三時間目は家庭科の時間だった。

ちょうど小腹の空きだす三時間目に、今日は調理実習、

しかも作るものはふわふわシフォンケーキだという。

お菓子の名前からそう連想を促されたかどうかは定かではないのだけれども、

この柔らかく美味しそうなお菓子から思い出されたのは、目付きの悪い不破大地本人だった。





+NO REASON





普段佐藤は料理を作ることは殆どないのだけれども、周りの女生徒たちから


「シゲちゃん上手い!」


と言われるのだから、普通の男子よりは料理のセンスはいいのかもしれない。

焼き上がったお菓子を見て、我ながら上手やなあなんて思わず頷いて。

それからこの出来上がったケーキは愛するあいつに持っていこうと、唐突に決めた。

今まで不破に食べ物を作って持って行ったことはなく、少しだけ不安もあったが、

この出来上がったふわふわのシフォンケーキを見ていたら

何だかあいつが喜んで食べてくれるような気がしたのだ。



いつもの昼休み、屋上にて。

佐藤は購買で買ったパンを、そして不破は某栄養食品と水を。

何とも味気ない食事だとも思ったが、それが常なのだから今更、という感もある。

しかし不破にもっと人間らしいものを食べてほしいと思うのもいつものことなのだ。

佐藤は屋上の壁に寄り掛かって座っている不破に、四つんばいになって近づいて顔を覗き込んだ。



「なあ、不破。
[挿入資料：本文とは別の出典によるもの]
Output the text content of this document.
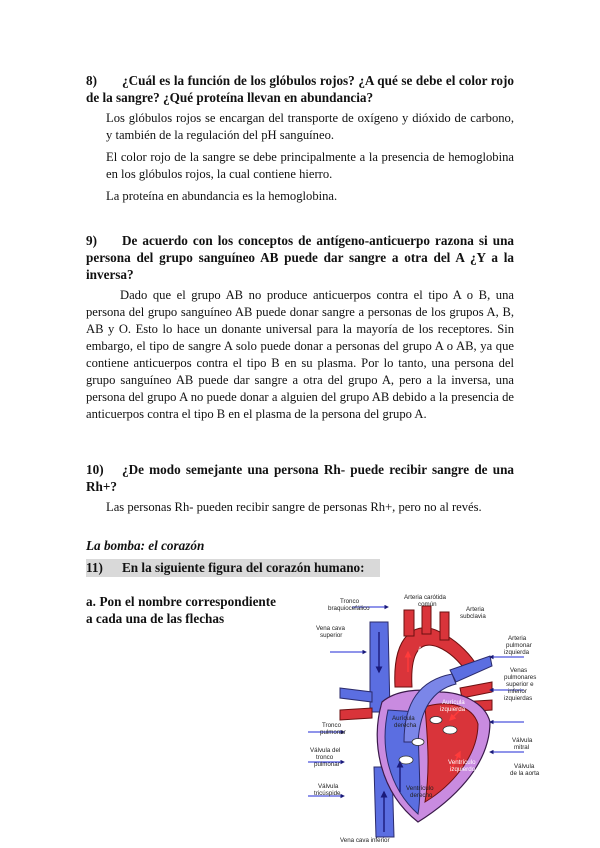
8) ¿Cuál es la función de los glóbulos rojos? ¿A qué se debe el color rojo de la sangre? ¿Qué proteína llevan en abundancia?

Los glóbulos rojos se encargan del transporte de oxígeno y dióxido de carbono, y también de la regulación del pH sanguíneo.

El color rojo de la sangre se debe principalmente a la presencia de hemoglobina en los glóbulos rojos, la cual contiene hierro.

La proteína en abundancia es la hemoglobina.

9) De acuerdo con los conceptos de antígeno-anticuerpo razona si una persona del grupo sanguíneo AB puede dar sangre a otra del A ¿Y a la inversa?

Dado que el grupo AB no produce anticuerpos contra el tipo A o B, una persona del grupo sanguíneo AB puede donar sangre a personas de los grupos A, B, AB y O. Esto lo hace un donante universal para la mayoría de los receptores. Sin embargo, el tipo de sangre A solo puede donar a personas del grupo A o AB, ya que contiene anticuerpos contra el tipo B en su plasma. Por lo tanto, una persona del grupo sanguíneo AB puede dar sangre a otra del grupo A, pero a la inversa, una persona del grupo A no puede donar a alguien del grupo AB debido a la presencia de anticuerpos contra el tipo B en el plasma de la persona del grupo A.

10) ¿De modo semejante una persona Rh- puede recibir sangre de una Rh+?

Las personas Rh- pueden recibir sangre de personas Rh+, pero no al revés.

La bomba: el corazón
11) En la siguiente figura del corazón humano:
a. Pon el nombre correspondiente a cada una de las flechas
Tronco braquiocefálico
Arteria carótida común
Arteria subclavia
Vena cava superior
Aorta
Arteria pulmonar izquierda
Venas pulmonares superior e inferior izquierdas
Aurícula derecha
Aurícula izquierda
Tronco pulmonar
Válvula mitral
Válvula del tronco pulmonar	Ventrículo izquierdo	Válvula de la aorta
Válvula tricúspide
Ventrículo derecho
Vena cava inferior
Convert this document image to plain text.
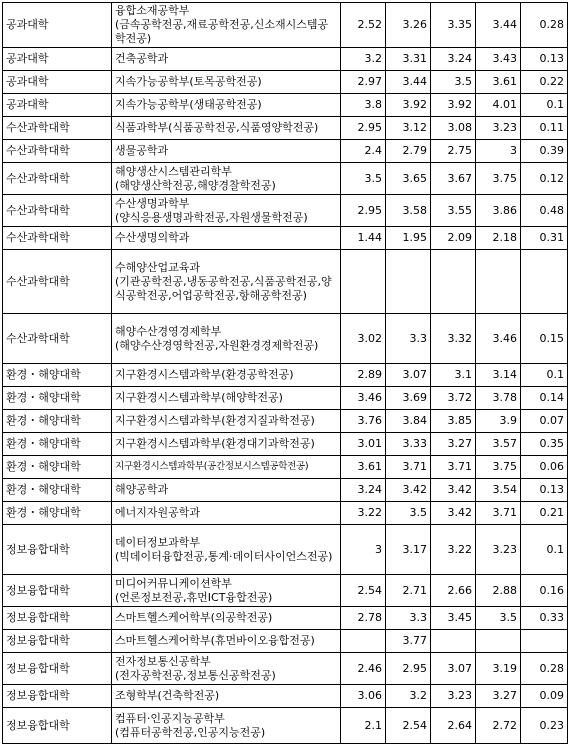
공과대학	융합소재공학부
(금속공학전공,재료공학전공,신소재시스템공학전공)	2.52	3.26	3.35	3.44	0.28
공과대학	건축공학과	3.2	3.31	3.24	3.43	0.13
공과대학	지속가능공학부(토목공학전공)	2.97	3.44	3.5	3.61	0.22
공과대학	지속가능공학부(생태공학전공)	3.8	3.92	3.92	4.01	0.1
수산과학대학	식품과학부(식품공학전공,식품영양학전공)	2.95	3.12	3.08	3.23	0.11
수산과학대학	생물공학과	2.4	2.79	2.75	3	0.39
수산과학대학	해양생산시스템관리학부
(해양생산학전공,해양경찰학전공)	3.5	3.65	3.67	3.75	0.12
수산과학대학	수산생명과학부
(양식응용생명과학전공,자원생물학전공)	2.95	3.58	3.55	3.86	0.48
수산과학대학	수산생명의학과	1.44	1.95	2.09	2.18	0.31
수산과학대학	수해양산업교육과
(기관공학전공,냉동공학전공,식품공학전공,양식공학전공,어업공학전공,항해공학전공)					
수산과학대학	해양수산경영경제학부
(해양수산경영학전공,자원환경경제학전공)	3.02	3.3	3.32	3.46	0.15
환경・해양대학	지구환경시스템과학부(환경공학전공)	2.89	3.07	3.1	3.14	0.1
환경・해양대학	지구환경시스템과학부(해양학전공)	3.46	3.69	3.72	3.78	0.14
환경・해양대학	지구환경시스템과학부(환경지질과학전공)	3.76	3.84	3.85	3.9	0.07
환경・해양대학	지구환경시스템과학부(환경대기과학전공)	3.01	3.33	3.27	3.57	0.35
환경・해양대학	지구환경시스템과학부(공간정보시스템공학전공)	3.61	3.71	3.71	3.75	0.06
환경・해양대학	해양공학과	3.24	3.42	3.42	3.54	0.13
환경・해양대학	에너지자원공학과	3.22	3.5	3.42	3.71	0.21
정보융합대학	데이터정보과학부
(빅데이터융합전공,통계·데이터사이언스전공)	3	3.17	3.22	3.23	0.1
정보융합대학	미디어커뮤니케이션학부
(언론정보전공,휴먼ICT융합전공)	2.54	2.71	2.66	2.88	0.16
정보융합대학	스마트헬스케어학부(의공학전공)	2.78	3.3	3.45	3.5	0.33
정보융합대학	스마트헬스케어학부(휴먼바이오융합전공)		3.77			
정보융합대학	전자정보통신공학부
(전자공학전공,정보통신공학전공)	2.46	2.95	3.07	3.19	0.28
정보융합대학	조형학부(건축학전공)	3.06	3.2	3.23	3.27	0.09
정보융합대학	컴퓨터·인공지능공학부
(컴퓨터공학전공,인공지능전공)	2.1	2.54	2.64	2.72	0.23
ええもん持ってきたんやけど」



不破はその言葉にきょとんと目を瞠る。

予想通りの反応。けれどそれでなくては不破ではない。



「良い物・・?」



「せや、ええもん」



そうして佐藤は不破の前に小さな包みを取り出した。

ラップに包んだだけのそれは、けれども見た目にも美味しそうに感じる。



「さっき調理実習で作ったんや。

 せやから大地くんにおすそ分けしたろ思ってな」



小さな包みを、内心は緊張しながら何でもない振りをして渡す。

指先が僅かに震えていたのは、不破に気付かれていないはずだ。

手渡された不破は大事そうにその包みを開き、そして佐藤に向き直った。



「・・食べてもいいのか?」



「食べんでどうするつもりやねん、それ?

 飾っとくんかい?」



思わず脱力して突っ込んで。



「食わんのやったら返してもらうで」



本当に要らないなんて言われたらどうしようと思う心とは裏腹に、

不破の手からシフォンケーキを奪おうとすれば、

慌てて不破は腕を引いてそれを守ろうとする。



「いや、有り難く頂く」



そうして不破はそれをぱくり、と。

何の躊躇いもなく、見ているこっちが気持ち良くなるくらい豪快に、

シフォンケーキを平らげてくれたのだ。


咀嚼して飲み込んで、そうして不破は真っ直ぐに佐藤を見た。



「うまかった。また作ってきてくれ」



そんな単純な言葉に酷く心浮かれる自分がいて。

簡単な人間だ、なんて思いながらそれでも不破のために今度は調理実習なんかで作った物ではなく、

もっと時間と手間と、愛情を込めた物を作ってあげようと心から思うのだ。



「気ぃ向いたらな」



そう答えた顔がこれ以上ない笑顔だったことに不破は気付いたのだろうか。

するとふと不破の腕が伸びてきて、不破の腕の中に抱きしめられた。





不破の腕の温かさを感じながら佐藤は次に作ってくる料理のメニューを頭に浮かべていた。